Patriots fans will argue for the rest of time that any breaking of league rules was disputable and ultimately inconsequential; in the end, those touchdowns still needed to be scored, and those tackles needed to be made by players on the field.
But if you get caught breaking the rules, the perception that you’re not honest or honorable will haunt you for a long time.
One reason Belichick may not have been granted the benefit of the doubt was because during his long coaching career he could often be a jerk — terse, prickly, unwilling to offer the slightest glimpse into his preparation for a game. After a championship, he could warm up and smile and laugh during appearances with David Letterman. But there’s a reason the football world laughed at comedian Frank Caliendo’s impression of Belichick, repeating in a soft monotone, “we’re on to Cincinnati,” to every question, even in the face of a tornado. Belichick often acted like interacting with the press — the people who would eventually vote for who gets inducted into Canton! — was the most insufferable burden of his job.
Then there’s the inconvenient fact that once the legendary coach and quarterback parted ways, Brady won a Super Bowl with the Tampa Bay Buccaneers without Belichick, but without Brady, Belichick struggled, recording zero playoff wins. If you throw in Belichick’s largely forgotten tenure as head coach of the Cleveland Browns and his time before Brady became quarterback, his record as a head coach without Brady is a very meh 83 wins and 104 losses.
If Brady, the Patriots’ sixth-round pick in the 2000 NFL draft, had not developed into one of the most improbable all-time greats in sports, Belichick would probably be remembered as a good coach, but not among the greatest of all time.
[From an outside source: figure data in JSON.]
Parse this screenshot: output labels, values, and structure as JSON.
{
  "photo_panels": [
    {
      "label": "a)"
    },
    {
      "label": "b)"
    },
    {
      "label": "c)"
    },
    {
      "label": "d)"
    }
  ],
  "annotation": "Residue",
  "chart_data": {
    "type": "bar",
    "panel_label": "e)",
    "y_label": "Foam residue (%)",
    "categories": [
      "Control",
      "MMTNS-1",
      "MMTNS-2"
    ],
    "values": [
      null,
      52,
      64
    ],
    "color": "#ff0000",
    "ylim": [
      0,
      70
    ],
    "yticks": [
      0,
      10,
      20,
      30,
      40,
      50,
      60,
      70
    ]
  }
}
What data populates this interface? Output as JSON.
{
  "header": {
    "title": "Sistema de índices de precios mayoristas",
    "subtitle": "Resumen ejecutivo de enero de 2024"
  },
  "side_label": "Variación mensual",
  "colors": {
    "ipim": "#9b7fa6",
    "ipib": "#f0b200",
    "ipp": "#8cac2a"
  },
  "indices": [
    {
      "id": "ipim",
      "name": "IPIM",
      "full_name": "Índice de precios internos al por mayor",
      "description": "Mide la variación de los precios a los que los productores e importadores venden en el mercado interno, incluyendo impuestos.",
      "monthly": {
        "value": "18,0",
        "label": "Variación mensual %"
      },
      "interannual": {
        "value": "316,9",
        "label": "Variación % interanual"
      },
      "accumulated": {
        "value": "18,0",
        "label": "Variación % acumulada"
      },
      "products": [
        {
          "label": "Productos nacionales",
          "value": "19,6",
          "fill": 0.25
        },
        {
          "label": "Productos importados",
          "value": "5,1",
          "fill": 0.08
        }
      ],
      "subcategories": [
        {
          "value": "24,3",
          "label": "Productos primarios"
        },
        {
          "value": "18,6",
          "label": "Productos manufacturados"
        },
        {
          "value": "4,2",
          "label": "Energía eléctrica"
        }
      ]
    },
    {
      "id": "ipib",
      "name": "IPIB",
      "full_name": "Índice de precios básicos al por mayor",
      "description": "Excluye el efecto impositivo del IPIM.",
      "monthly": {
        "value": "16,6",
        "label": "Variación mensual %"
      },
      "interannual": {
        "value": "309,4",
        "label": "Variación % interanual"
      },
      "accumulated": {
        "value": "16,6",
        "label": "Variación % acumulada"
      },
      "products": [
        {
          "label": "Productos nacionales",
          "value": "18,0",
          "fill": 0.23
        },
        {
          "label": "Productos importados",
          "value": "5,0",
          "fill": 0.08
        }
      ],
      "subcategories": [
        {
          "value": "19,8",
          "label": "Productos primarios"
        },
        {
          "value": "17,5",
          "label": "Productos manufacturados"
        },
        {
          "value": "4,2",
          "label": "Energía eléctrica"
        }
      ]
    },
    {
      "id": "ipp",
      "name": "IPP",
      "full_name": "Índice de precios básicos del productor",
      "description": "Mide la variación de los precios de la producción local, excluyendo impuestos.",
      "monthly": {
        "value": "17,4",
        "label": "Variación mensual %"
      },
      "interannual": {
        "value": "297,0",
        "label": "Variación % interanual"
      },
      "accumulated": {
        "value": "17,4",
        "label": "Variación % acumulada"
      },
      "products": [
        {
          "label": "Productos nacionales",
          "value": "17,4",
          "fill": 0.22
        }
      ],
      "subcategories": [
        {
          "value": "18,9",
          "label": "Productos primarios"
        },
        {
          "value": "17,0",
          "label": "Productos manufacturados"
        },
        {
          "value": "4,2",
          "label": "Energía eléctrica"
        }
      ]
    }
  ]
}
Belichick’s record as a college football coach shouldn’t affect the perception of his NFL achievements, but his first year leading the University of North Carolina Tar Heels this past autumn was a disappointment with four wins and eight losses.
Similarly, if you’ve heard the 73-year-old Belichick’s name in the news in the past year, there’s a good chance you heard it alongside the name of his 24-year-old girlfriend, Jordon Hudson. From where I sit, there is something almost romantic about the world’s biggest sourpuss suddenly being the kind of guy who’s willing to pose for goofy pictures pretending he caught Hudson as a mermaid. And our private lives shouldn’t influence how our professional accomplishments are perceived. But … perhaps they do.
Add it all up, and you have just enough reasons for at least 10 Hall of Fame selection voters to conclude, “someday soon, coach, but not this year.” They’ve concluded that with all the controversies, Belichick just isn’t of the moral character to be elected in his first year of eligibility, to join the ranks of, er … O.J. Simpson.